Mina Mond wurde mit einem seltenen Herzfehler geboren, hatte als Teenager eine Nahtoderfahrung (NTE) und wandte sich dem Glauben zu. Wenn ihn die Schüchternheit auch daran hinderte, Pfarrer zu werden, öffnete sie ihm doch wie eine Katharsis die Türen zur Schöpfung, und seine erste große Serie von Votivgaben verband diesen Glauben mit seinem malerischen Werk.
Einen echten Wendepunkt erlebte die elsässische Künstlerin vor einigen Jahren, als sie erneut dem Tod nahe war und ihre künstlerische Praxis hinterfragte. Sie erzählt Geschichten über die tragische, furchterregende und geheimnisvolle Welt, in der wir leben.
Geschichten, die wie eine Art Erleuchtung in seinem Kopf erscheinen, während er in der Natur spazieren geht und Musik hört, wodurch ein veränderter Geisteszustand entsteht. Ein Prozess, der aus seiner langjährigen Praxis der Hellsichtigkeit und des Spiritualismus stammt und auch zur Heilung eingesetzt wird. Die Praxis des schamanischen Trommelns vervollständigt seine Suche nach Spiritualität.

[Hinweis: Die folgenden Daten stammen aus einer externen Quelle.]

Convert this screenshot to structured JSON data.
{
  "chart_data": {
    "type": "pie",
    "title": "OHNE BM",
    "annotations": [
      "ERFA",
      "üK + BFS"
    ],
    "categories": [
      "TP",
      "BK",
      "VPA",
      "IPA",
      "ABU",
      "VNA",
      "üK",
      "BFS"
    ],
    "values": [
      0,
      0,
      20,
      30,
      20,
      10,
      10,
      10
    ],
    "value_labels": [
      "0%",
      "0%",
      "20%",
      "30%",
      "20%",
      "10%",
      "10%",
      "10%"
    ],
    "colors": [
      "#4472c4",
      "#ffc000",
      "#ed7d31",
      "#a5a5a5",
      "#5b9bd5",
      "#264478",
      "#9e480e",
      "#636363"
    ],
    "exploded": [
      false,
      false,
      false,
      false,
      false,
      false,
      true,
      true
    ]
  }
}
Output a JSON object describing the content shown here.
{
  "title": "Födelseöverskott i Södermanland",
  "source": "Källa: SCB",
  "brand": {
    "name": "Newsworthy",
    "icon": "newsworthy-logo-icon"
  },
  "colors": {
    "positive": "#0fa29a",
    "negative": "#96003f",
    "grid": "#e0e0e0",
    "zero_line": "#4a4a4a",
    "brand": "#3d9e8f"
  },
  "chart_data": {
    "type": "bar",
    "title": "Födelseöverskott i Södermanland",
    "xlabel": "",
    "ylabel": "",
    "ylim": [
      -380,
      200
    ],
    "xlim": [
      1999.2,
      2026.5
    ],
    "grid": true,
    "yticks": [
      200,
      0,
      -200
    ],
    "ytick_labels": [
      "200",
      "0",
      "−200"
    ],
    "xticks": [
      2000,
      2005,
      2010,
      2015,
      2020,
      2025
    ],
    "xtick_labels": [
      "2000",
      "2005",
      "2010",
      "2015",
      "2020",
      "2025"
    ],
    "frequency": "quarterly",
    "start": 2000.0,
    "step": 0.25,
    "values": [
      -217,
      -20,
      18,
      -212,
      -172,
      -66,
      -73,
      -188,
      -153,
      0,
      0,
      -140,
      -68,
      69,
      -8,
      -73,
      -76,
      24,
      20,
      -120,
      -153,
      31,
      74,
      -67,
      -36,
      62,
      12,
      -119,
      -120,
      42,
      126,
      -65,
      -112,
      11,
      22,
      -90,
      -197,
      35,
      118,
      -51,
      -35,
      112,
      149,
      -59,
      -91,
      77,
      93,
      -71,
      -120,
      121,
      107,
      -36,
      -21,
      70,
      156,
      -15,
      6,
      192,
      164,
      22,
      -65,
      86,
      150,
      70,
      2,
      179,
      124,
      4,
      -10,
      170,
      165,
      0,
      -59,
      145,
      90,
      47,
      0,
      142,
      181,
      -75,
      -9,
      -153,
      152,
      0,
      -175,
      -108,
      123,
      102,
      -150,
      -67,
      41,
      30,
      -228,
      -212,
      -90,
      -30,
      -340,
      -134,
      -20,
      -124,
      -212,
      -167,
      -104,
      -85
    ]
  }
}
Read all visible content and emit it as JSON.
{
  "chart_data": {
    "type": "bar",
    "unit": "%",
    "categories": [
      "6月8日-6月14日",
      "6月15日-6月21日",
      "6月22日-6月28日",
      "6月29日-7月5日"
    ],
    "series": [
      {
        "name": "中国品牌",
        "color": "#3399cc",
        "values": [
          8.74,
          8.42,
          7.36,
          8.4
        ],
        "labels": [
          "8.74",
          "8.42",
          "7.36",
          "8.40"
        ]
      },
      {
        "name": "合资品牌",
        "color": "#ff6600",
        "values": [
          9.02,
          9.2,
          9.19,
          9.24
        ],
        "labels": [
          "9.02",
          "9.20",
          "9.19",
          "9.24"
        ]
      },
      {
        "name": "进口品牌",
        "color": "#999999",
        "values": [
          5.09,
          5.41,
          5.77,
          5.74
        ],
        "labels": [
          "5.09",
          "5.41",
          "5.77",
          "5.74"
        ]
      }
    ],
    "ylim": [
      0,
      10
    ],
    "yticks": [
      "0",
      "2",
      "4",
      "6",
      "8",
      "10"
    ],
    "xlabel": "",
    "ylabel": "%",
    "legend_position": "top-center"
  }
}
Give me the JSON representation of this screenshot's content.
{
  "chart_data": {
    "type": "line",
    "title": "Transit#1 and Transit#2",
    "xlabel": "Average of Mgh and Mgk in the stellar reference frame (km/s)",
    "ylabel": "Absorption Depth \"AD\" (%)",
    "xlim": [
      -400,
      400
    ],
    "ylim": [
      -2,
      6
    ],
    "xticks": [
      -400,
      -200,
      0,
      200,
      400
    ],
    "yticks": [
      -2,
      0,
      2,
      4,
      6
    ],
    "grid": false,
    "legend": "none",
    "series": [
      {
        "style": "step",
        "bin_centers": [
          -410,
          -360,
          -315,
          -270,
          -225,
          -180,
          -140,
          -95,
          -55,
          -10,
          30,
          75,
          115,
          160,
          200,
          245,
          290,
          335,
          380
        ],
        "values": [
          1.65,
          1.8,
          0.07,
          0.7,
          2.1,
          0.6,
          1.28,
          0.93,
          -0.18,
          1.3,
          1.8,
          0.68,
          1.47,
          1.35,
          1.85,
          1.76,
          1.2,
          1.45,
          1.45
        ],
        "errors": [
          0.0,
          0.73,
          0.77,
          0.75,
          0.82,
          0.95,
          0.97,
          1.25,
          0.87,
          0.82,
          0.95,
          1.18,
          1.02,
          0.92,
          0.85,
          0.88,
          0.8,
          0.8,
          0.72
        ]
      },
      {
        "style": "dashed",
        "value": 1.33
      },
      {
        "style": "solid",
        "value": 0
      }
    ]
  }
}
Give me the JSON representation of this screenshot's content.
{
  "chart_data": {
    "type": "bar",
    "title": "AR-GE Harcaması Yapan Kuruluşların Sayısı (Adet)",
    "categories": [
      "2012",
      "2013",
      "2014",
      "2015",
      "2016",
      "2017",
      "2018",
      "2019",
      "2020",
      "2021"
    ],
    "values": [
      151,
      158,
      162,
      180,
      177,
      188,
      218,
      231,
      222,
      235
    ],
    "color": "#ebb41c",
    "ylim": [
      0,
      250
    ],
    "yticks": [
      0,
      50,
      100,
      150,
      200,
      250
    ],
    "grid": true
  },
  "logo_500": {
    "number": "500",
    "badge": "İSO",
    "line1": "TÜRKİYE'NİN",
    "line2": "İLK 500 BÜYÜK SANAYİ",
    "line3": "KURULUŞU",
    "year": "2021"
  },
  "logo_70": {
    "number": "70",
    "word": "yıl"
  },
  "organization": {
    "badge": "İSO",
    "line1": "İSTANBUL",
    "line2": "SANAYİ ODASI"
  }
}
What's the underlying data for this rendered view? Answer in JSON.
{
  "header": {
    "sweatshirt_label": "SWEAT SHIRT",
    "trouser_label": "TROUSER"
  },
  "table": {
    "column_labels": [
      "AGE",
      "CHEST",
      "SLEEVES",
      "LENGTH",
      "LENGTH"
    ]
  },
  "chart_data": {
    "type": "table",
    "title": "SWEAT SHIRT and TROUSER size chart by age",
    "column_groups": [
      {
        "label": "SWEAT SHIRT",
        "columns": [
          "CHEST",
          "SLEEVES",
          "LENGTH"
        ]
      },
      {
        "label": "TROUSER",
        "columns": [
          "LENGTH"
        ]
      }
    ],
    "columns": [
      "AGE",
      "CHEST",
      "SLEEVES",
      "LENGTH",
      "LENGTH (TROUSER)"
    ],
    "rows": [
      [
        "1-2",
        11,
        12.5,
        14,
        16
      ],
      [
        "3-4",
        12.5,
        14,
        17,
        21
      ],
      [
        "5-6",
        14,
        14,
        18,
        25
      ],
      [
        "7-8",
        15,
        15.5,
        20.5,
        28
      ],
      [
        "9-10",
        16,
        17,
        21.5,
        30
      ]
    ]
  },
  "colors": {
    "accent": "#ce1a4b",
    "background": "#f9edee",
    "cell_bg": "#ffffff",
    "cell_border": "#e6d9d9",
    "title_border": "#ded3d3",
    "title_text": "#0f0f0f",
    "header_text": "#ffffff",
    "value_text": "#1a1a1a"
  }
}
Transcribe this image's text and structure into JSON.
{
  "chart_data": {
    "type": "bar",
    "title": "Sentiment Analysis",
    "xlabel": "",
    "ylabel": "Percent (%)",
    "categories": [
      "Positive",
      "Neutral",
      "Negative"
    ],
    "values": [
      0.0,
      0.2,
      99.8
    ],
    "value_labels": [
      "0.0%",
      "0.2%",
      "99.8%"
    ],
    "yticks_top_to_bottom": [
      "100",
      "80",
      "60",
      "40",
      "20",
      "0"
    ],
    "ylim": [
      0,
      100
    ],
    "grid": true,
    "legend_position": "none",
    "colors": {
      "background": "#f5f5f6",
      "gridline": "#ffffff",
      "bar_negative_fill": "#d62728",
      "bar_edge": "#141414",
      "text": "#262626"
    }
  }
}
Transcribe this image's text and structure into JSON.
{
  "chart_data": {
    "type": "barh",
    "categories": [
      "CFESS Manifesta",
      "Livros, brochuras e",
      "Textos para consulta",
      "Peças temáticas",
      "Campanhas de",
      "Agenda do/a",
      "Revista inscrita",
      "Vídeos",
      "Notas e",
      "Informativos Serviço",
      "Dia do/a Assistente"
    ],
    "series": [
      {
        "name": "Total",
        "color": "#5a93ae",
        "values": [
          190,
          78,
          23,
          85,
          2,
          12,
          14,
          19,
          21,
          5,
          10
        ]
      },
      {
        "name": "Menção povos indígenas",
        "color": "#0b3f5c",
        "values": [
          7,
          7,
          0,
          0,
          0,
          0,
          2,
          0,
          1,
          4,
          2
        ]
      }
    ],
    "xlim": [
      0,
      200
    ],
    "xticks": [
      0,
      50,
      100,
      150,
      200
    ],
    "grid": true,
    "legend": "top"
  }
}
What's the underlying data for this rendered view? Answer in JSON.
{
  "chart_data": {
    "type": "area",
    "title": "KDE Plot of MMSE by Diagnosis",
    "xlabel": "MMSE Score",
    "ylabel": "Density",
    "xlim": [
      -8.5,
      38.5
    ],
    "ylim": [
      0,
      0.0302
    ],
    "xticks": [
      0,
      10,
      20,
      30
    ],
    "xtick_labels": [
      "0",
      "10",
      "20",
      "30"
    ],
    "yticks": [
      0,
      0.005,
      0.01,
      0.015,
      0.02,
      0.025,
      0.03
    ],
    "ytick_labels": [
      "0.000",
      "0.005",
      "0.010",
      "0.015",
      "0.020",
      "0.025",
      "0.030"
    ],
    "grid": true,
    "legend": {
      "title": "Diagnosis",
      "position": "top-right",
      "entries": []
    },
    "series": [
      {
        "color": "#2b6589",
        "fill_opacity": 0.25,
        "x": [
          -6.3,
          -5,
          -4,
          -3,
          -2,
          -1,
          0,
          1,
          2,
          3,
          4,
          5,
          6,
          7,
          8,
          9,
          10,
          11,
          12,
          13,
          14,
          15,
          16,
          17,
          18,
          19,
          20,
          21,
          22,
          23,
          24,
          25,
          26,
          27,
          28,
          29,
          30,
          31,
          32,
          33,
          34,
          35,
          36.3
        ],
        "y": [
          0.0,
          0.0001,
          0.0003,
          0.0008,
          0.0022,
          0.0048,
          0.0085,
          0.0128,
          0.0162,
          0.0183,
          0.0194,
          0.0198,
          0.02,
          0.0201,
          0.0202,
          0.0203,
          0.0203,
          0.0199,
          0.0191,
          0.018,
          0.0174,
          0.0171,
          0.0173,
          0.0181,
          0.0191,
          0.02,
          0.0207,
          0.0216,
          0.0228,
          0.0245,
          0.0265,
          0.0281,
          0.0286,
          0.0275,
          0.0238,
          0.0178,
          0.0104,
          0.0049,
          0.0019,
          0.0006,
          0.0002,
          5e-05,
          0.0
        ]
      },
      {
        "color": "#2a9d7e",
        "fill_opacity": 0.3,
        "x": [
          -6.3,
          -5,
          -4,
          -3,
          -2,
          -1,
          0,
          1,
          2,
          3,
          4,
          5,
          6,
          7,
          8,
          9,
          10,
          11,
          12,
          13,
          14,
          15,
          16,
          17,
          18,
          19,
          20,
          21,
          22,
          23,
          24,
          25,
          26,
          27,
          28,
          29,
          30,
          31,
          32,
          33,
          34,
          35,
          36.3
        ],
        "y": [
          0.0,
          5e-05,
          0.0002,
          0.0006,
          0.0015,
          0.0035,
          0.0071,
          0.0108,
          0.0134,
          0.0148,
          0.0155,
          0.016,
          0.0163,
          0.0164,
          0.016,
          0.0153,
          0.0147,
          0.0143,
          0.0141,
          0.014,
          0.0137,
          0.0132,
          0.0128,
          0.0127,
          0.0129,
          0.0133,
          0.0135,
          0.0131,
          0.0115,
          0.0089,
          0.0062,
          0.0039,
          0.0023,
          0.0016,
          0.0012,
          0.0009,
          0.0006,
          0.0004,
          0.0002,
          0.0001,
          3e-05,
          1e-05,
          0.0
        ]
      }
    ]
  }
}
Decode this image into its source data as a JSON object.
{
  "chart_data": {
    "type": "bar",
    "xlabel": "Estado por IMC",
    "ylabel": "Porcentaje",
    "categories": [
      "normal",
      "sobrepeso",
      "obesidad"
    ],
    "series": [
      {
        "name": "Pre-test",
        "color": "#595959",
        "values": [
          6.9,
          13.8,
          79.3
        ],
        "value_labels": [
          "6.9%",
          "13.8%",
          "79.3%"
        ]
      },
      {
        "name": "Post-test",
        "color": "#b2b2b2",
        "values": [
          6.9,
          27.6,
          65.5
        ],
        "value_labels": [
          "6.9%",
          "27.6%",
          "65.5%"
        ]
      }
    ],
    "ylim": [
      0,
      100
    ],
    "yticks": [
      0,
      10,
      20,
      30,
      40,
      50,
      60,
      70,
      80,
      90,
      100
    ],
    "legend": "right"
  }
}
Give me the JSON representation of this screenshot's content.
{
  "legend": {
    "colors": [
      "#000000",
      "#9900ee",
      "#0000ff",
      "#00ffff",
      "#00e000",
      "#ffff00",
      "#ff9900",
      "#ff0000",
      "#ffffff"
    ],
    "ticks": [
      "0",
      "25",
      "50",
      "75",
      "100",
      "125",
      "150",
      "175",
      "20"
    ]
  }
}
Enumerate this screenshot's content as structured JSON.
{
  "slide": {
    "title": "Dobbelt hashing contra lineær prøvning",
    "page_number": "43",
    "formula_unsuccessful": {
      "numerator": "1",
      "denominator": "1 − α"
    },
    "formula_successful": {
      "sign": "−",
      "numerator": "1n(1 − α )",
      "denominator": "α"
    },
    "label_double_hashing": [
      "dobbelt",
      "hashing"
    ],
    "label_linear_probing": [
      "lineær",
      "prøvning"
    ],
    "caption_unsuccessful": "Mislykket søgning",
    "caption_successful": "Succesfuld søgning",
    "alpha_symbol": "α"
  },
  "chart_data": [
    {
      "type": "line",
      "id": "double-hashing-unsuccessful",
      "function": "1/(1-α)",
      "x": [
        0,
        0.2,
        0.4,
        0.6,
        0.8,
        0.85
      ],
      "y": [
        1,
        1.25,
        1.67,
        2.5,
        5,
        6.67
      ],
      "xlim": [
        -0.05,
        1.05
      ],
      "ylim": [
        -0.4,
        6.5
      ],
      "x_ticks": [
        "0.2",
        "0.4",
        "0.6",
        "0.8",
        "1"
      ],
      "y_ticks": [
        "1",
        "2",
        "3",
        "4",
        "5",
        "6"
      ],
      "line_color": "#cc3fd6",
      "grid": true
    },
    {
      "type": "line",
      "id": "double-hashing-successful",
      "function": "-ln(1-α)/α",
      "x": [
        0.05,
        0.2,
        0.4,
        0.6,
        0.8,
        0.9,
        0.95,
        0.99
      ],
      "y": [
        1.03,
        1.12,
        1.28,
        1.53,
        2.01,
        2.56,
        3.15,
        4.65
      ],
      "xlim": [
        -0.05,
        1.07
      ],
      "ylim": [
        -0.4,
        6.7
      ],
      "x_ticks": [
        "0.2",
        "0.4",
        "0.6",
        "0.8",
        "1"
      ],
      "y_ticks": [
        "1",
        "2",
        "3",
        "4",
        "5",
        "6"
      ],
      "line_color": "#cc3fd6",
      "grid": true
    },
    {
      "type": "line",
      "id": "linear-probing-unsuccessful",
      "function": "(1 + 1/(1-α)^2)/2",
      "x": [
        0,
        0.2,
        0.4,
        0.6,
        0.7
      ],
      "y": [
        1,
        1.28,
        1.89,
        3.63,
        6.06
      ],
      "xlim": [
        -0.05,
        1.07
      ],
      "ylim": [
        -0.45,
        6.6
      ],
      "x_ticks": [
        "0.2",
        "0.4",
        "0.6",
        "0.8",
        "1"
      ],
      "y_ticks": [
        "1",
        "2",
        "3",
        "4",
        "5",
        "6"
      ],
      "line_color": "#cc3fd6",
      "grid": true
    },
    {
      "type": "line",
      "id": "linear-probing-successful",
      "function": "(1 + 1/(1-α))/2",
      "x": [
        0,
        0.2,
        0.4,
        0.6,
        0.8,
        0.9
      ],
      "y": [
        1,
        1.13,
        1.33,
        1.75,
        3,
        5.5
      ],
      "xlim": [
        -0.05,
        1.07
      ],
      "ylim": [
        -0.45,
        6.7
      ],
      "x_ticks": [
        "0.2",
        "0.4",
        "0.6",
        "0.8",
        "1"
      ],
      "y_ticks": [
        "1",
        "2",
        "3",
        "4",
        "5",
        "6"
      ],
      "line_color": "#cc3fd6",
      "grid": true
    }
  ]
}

Sein Gemälde ist ein Gebet. Die Linien, Schraffuren und Punkte werden zur Meditation, wie erleuchtende Mönche, die während ihrer Arbeit beten. Die so geschaffenen Geschichten werden zu magischen Objekten, die sie als Bollwerke gegen das Böse und den Tod betrachtet. Ihre Aktualität ist bitter und zeugt von seinen tiefen Ängsten und seiner Schwierigkeit, die Ambivalenz der Menschheit zu verstehen.